In any commerce setting, the concept of item similarity is very not straightforward. Two users usually buying same kinds of products can be considered as similar, but we cannot say the same about two items bought by same user.
There are two different concepts of item similarity for recommendation purposes. One is, if the two items are physically similar, for example : Blue Reebok Shoes and Red Reebok Shoes, and other is if they have functional dependency on each other, for example: Reebok Shoes and Reebok Socks.
For finding physically similar items, one can create a dictionary of attributes defining the product and do Jaccard similarity on those attributes.
For example:
Item A = {color: Blue, size: 10, material: Cotton, brand: Reebok}
Item B = {color: Red, size: 10, material: Cotton, brand: Reebok}
Thus, the intersection of sets would be number of attributes that match up, i.e.

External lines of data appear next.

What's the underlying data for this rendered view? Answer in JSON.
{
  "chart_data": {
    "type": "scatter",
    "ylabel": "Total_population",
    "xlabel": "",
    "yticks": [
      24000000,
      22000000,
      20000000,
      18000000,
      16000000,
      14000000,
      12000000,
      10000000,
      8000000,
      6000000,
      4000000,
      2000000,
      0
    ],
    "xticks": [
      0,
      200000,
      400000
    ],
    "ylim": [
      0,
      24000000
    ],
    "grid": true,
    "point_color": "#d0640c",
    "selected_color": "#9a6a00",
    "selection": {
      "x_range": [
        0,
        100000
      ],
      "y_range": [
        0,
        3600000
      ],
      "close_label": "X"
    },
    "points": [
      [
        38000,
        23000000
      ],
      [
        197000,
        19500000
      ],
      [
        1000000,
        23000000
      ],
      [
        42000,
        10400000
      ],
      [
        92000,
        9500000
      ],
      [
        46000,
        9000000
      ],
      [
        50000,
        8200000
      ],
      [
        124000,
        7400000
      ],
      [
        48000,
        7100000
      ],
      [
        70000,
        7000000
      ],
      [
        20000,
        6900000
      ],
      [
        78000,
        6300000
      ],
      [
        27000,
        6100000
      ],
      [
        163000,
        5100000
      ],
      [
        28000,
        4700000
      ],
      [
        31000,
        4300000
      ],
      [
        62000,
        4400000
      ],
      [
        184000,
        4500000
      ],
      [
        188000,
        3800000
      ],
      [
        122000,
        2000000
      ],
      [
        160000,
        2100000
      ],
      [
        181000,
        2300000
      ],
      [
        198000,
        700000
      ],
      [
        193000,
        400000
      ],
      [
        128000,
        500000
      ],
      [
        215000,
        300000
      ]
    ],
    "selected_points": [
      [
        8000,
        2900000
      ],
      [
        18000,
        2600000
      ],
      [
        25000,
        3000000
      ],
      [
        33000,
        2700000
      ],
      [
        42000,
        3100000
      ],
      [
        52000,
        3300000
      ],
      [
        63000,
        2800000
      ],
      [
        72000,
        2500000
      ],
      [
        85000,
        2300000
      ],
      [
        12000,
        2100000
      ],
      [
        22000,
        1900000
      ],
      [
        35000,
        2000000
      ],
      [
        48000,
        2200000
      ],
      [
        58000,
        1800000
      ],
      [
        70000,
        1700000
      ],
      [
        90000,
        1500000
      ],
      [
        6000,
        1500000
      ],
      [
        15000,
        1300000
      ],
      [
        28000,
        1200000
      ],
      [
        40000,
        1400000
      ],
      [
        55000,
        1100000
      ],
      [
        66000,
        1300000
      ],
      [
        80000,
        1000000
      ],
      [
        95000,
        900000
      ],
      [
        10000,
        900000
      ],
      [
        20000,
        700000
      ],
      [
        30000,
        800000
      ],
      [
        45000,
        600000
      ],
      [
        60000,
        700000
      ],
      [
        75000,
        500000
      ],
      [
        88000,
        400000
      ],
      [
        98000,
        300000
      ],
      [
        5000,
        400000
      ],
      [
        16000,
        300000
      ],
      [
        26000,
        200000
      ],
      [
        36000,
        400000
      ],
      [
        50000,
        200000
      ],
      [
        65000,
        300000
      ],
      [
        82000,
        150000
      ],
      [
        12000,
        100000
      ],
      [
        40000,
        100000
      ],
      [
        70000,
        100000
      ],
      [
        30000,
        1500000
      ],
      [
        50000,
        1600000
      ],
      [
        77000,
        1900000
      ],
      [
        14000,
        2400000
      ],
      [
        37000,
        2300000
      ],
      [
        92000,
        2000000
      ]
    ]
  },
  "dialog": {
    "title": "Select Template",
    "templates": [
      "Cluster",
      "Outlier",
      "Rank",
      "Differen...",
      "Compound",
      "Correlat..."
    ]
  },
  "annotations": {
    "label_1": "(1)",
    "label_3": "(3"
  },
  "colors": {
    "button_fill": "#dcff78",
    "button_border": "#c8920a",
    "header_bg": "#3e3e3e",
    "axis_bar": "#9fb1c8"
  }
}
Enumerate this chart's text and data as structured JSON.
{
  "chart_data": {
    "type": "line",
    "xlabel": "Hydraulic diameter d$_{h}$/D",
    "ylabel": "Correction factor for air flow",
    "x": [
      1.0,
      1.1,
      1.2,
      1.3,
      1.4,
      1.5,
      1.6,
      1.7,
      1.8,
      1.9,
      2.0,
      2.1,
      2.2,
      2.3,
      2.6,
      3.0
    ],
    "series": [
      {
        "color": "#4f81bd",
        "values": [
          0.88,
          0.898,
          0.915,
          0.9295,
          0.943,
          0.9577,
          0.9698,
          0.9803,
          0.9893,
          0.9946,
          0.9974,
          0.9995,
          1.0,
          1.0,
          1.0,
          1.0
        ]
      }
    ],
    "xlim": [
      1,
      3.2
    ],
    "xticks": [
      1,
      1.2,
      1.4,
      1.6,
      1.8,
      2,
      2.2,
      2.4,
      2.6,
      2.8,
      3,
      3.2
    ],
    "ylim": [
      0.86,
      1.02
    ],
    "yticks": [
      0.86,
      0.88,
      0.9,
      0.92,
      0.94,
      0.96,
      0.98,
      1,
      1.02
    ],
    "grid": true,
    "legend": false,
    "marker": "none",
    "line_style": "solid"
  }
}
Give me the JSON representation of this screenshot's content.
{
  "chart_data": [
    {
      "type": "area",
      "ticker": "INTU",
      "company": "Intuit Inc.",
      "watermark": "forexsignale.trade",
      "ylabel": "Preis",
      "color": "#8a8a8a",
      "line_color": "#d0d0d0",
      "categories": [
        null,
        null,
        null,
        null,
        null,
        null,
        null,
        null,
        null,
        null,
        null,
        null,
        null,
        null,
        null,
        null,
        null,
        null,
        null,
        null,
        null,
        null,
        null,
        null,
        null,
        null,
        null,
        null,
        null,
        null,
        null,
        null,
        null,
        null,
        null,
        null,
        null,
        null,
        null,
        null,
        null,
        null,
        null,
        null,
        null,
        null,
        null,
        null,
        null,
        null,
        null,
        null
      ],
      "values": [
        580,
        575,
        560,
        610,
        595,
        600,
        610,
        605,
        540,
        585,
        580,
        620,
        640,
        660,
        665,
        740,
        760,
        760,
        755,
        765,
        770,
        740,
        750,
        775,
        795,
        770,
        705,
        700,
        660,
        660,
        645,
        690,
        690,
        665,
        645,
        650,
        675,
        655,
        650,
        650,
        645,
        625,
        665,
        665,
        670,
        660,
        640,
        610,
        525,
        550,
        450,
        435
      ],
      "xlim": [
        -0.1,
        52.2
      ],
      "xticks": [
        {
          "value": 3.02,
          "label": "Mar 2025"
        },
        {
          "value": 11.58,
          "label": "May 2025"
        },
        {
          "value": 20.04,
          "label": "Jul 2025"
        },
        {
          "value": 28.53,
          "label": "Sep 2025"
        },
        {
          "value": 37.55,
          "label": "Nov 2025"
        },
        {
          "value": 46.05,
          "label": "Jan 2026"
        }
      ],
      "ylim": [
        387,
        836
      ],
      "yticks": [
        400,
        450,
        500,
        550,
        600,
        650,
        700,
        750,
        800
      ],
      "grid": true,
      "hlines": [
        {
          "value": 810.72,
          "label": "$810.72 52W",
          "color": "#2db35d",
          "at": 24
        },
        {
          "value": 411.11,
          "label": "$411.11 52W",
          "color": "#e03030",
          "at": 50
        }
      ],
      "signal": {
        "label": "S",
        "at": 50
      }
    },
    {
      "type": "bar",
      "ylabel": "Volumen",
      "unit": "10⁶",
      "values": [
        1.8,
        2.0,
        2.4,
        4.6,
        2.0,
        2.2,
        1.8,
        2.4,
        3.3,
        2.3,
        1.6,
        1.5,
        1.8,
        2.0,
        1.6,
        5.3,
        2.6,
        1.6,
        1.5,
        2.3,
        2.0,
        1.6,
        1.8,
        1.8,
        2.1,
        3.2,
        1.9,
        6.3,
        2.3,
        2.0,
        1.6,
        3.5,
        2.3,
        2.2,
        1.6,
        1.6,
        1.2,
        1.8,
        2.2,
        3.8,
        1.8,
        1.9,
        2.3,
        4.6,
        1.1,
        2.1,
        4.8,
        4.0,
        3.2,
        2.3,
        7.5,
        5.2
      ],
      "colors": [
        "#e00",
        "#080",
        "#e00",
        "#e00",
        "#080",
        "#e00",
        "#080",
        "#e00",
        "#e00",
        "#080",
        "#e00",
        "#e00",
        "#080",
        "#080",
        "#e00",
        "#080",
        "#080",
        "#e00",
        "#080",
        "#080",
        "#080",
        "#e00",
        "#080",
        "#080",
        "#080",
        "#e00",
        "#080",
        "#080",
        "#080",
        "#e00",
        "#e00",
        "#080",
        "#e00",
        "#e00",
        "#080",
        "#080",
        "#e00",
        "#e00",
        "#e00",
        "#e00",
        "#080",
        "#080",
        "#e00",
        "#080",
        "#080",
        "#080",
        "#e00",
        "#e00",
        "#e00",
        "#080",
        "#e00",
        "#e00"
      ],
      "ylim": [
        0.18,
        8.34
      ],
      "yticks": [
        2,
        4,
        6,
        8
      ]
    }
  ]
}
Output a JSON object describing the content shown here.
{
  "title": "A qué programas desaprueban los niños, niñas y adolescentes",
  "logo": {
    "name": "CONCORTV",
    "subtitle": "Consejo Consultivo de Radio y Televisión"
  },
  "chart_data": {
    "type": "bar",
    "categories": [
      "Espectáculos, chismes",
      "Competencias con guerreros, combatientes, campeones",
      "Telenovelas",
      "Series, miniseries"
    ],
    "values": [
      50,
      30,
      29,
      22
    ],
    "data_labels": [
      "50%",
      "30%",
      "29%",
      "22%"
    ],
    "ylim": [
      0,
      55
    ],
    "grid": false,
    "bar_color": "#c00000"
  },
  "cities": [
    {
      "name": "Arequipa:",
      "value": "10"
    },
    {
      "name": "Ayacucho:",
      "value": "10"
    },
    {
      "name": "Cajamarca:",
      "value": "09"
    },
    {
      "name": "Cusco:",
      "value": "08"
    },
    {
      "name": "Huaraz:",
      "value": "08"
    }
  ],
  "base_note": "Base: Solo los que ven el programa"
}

Intersection(A,B) = {size, material, brand}
Union(A,B) = {color, size, material, brand}
Jaccard Index = 3/4 = 0.75
For finding behaviorally dependent items, one proxy that is generally used is more the two items are bought together in same session, more dependent they are for each other's functioning, thus more valuable recommendation. For this setting, one can create a matrix of products a user buys in a single session. For m
users and n
products it would be sparse m X n
matrix. If we read the same matrix column wise, that would be set of users who bought the item in a particular session.
Thus,
Item A = {Ua, Ub, Uc}
Item B = {Ub, Ud}
Jaccard Index = 1/4 = 0.25